Shaggy and lean and shrewd with pointed ears,
And tail cropped short, half lurcher and half cur,
His dog attends him. Close behind his heel
Now creeps he slow; and now, with many a frisk
Wide-scampering, snatches up the drifted snow
With ivory teeth, or ploughs it with his snout;
Then shakes his powdered coat, and barks for joy.
Now from the roost, or from the neighboring pale,
Where, diligent to catch the first faint gleam
Of smiling day, they gossiped side by side,
Come trooping at the housewife’s well-known call
The feathered tribes domestic. Half on wing,
And half on foot, they brush the fleecy flood,
Conscious and fearful of too deep a plunge.

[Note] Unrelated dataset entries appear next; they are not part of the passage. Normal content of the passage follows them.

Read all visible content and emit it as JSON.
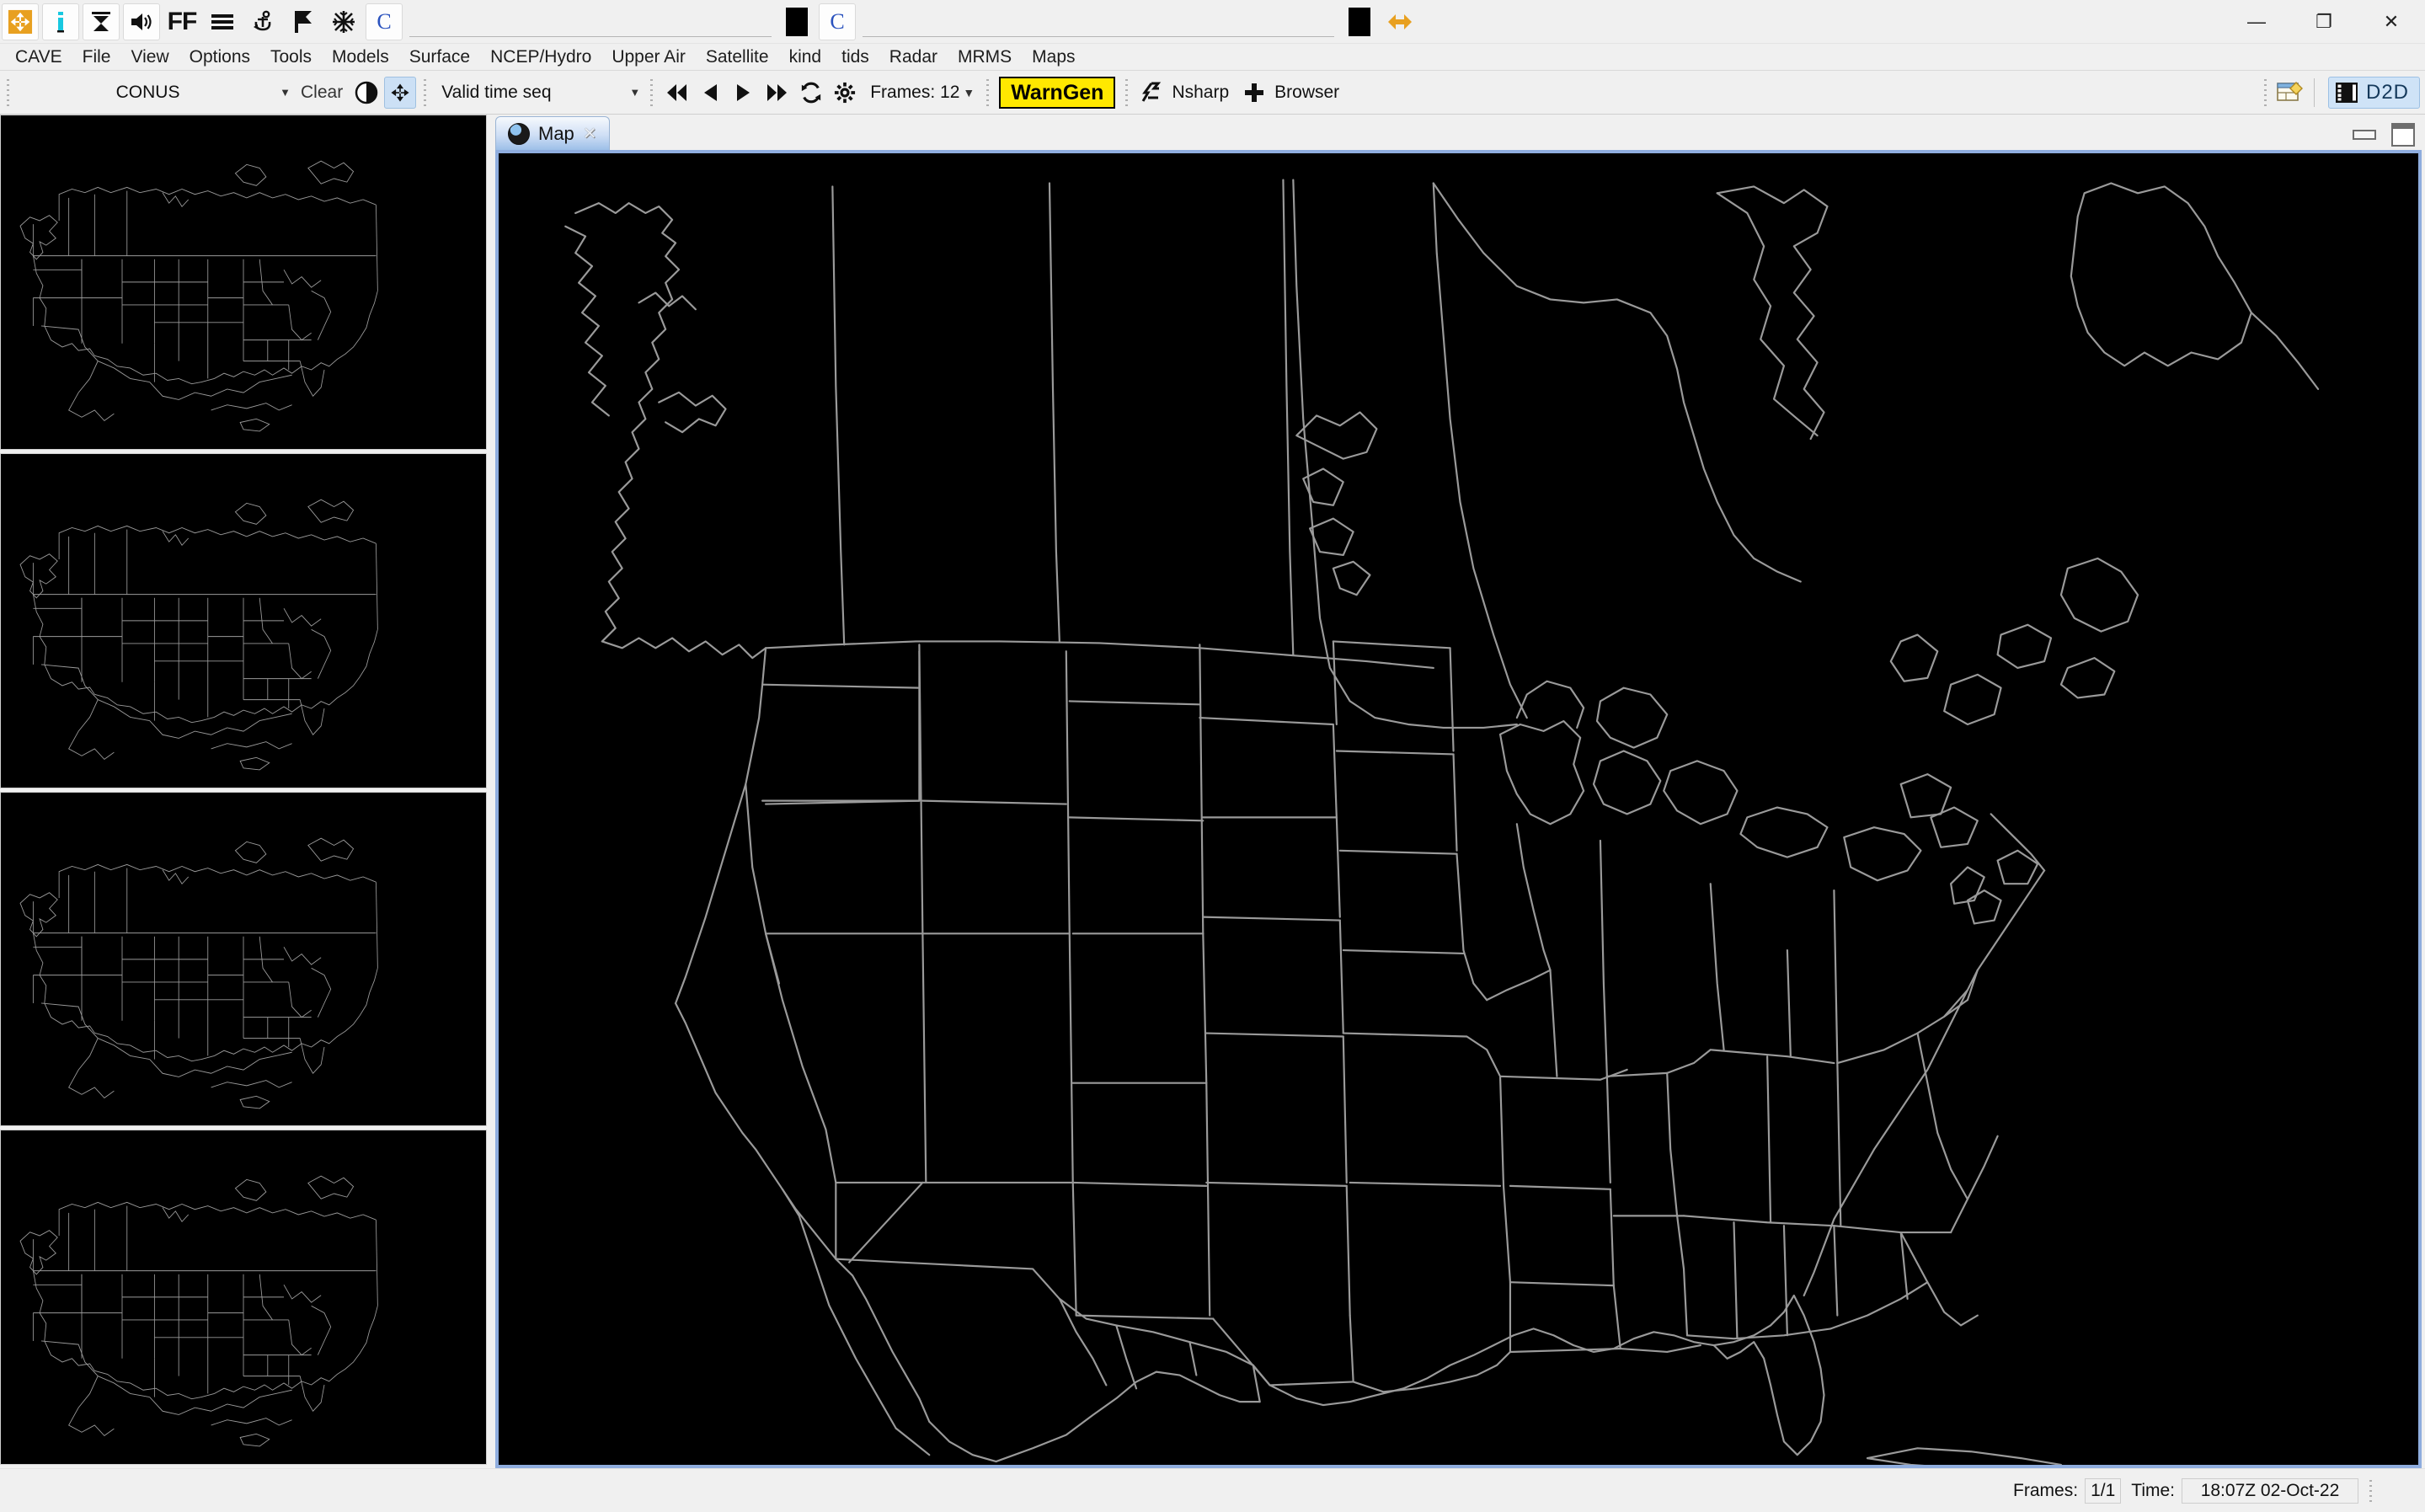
{
  "window": {
    "minimize": "—",
    "maximize": "❐",
    "close": "✕"
  },
  "top_toolbar": {
    "buttons": [
      {
        "name": "move-arrows-icon",
        "glyph": "✥"
      },
      {
        "name": "info-icon",
        "glyph": "i"
      },
      {
        "name": "hourglass-icon",
        "glyph": "⧖"
      },
      {
        "name": "speaker-icon",
        "glyph": "🔊"
      },
      {
        "name": "ff-icon",
        "glyph": "FF"
      },
      {
        "name": "list-lines-icon",
        "glyph": "☰"
      },
      {
        "name": "anchor-icon",
        "glyph": "⚓"
      },
      {
        "name": "flag-icon",
        "glyph": "⚑"
      },
      {
        "name": "snowflake-icon",
        "glyph": "❄"
      }
    ],
    "c_label": "C",
    "field1_value": "",
    "field1_placeholder": "",
    "field2_value": "",
    "field2_placeholder": "",
    "swap_icon": "⬌"
  },
  "menubar": {
    "items": [
      "CAVE",
      "File",
      "View",
      "Options",
      "Tools",
      "Models",
      "Surface",
      "NCEP/Hydro",
      "Upper Air",
      "Satellite",
      "kind",
      "tids",
      "Radar",
      "MRMS",
      "Maps"
    ]
  },
  "toolbar2": {
    "scale_combo": "CONUS",
    "clear_label": "Clear",
    "contrast_icon": "◐",
    "fit_icon": "✥",
    "time_combo": "Valid time seq",
    "nav": {
      "first": "⏮",
      "prev": "◀",
      "next": "▶",
      "last": "⏭",
      "loop": "⟳",
      "settings": "⚙"
    },
    "frames_label": "Frames: 12",
    "warngen_label": "WarnGen",
    "nsharp_label": "Nsharp",
    "browser_label": "Browser",
    "new_window_icon": "window-icon",
    "perspective_label": "D2D"
  },
  "editor": {
    "tab": {
      "icon": "globe-icon",
      "label": "Map",
      "close": "✕"
    },
    "minimize_tooltip": "Minimize",
    "maximize_tooltip": "Maximize"
  },
  "thumbnails": [
    {
      "name": "thumbnail-pane-1"
    },
    {
      "name": "thumbnail-pane-2"
    },
    {
      "name": "thumbnail-pane-3"
    },
    {
      "name": "thumbnail-pane-4"
    }
  ],
  "statusbar": {
    "frames_label": "Frames:",
    "frames_value": "1/1",
    "time_label": "Time:",
    "time_value": "18:07Z 02-Oct-22"
  },
  "colors": {
    "accent": "#ffe800",
    "selection": "#cce0f5",
    "viewport_border": "#8fadde",
    "map_line": "#9a9a9a",
    "background": "#000000"
  }
}
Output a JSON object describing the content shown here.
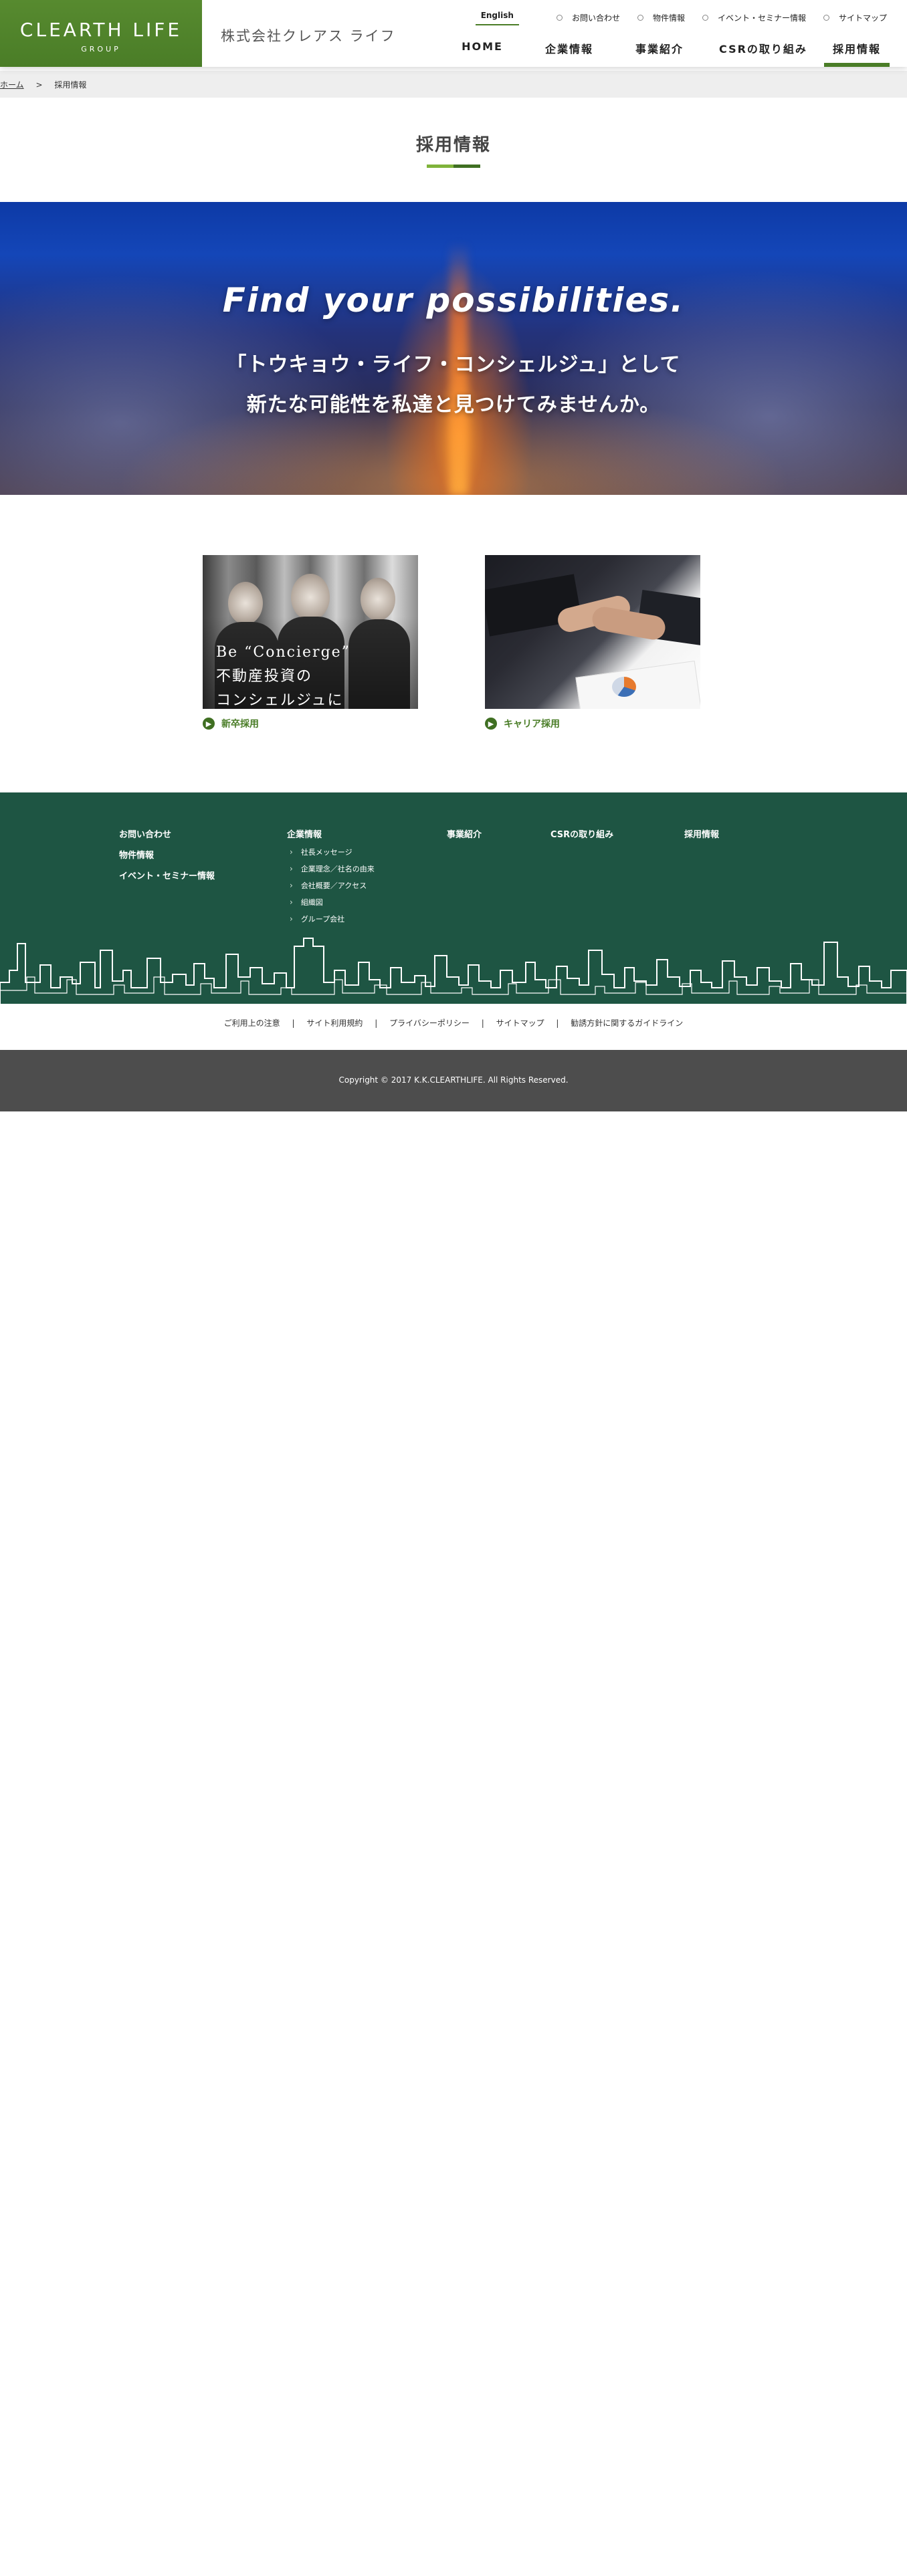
{
  "header": {
    "logo_main": "CLEARTH LIFE",
    "logo_sub": "GROUP",
    "company_name": "株式会社クレアス ライフ",
    "util_nav": {
      "english": "English",
      "items": [
        "お問い合わせ",
        "物件情報",
        "イベント・セミナー情報",
        "サイトマップ"
      ]
    },
    "main_nav": [
      "HOME",
      "企業情報",
      "事業紹介",
      "CSRの取り組み",
      "採用情報"
    ],
    "active_nav": "採用情報",
    "accent_color": "#4a7d27"
  },
  "breadcrumb": {
    "home": "ホーム",
    "separator": ">",
    "current": "採用情報"
  },
  "page_title": "採用情報",
  "hero": {
    "heading": "Find your possibilities.",
    "line1": "「トウキョウ・ライフ・コンシェルジュ」として",
    "line2": "新たな可能性を私達と見つけてみませんか。"
  },
  "cards": [
    {
      "label": "新卒採用",
      "image_caption_line1": "Be “Concierge”",
      "image_caption_line2": "不動産投資の",
      "image_caption_line3": "コンシェルジュに"
    },
    {
      "label": "キャリア採用"
    }
  ],
  "footer": {
    "col1": [
      "お問い合わせ",
      "物件情報",
      "イベント・セミナー情報"
    ],
    "col2_title": "企業情報",
    "col2_sub": [
      "社長メッセージ",
      "企業理念／社名の由来",
      "会社概要／アクセス",
      "組織図",
      "グループ会社"
    ],
    "col3": "事業紹介",
    "col4": "CSRの取り組み",
    "col5": "採用情報",
    "bg_color": "#1e5543"
  },
  "footer_links": [
    "ご利用上の注意",
    "サイト利用規約",
    "プライバシーポリシー",
    "サイトマップ",
    "勧誘方針に関するガイドライン"
  ],
  "footer_links_separator": "|",
  "copyright": "Copyright © 2017 K.K.CLEARTHLIFE. All Rights Reserved."
}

The sparrows peep, and quit the sheltering eaves
To seize the fair occasion. Well they eye
The scattered grain, and, thievishly resolved
To escape the impending famine, often scared
As oft return, a pert voracious kind.
Clean riddance quickly made, one only care
Remains to each, the search of sunny nook,
Or shed impervious to the blast. Resigned
To sad necessity, the cock foregoes
His wonted strut, and, wading at their head
With well-considered steps, seems to resent
His altered gait and stateliness retrenched.
How find the myriads, that in summer cheer
The hills and valleys with their ceaseless songs,
Due sustenance, or where subsist they now?
Earth yields them naught; the imprisoned worm is safe
Beneath the frozen clod; all seeds of herbs
Lie covered close; and berry-bearing thorns,
That feed the thrush (whatever some suppose),
Afford the smaller minstrels no supply.
The long protracted vigor of the year
Thins all their numerous flocks. In chinks and holes
Ten thousand seek an unmolested end,
As instinct prompts; self-buried ere they die.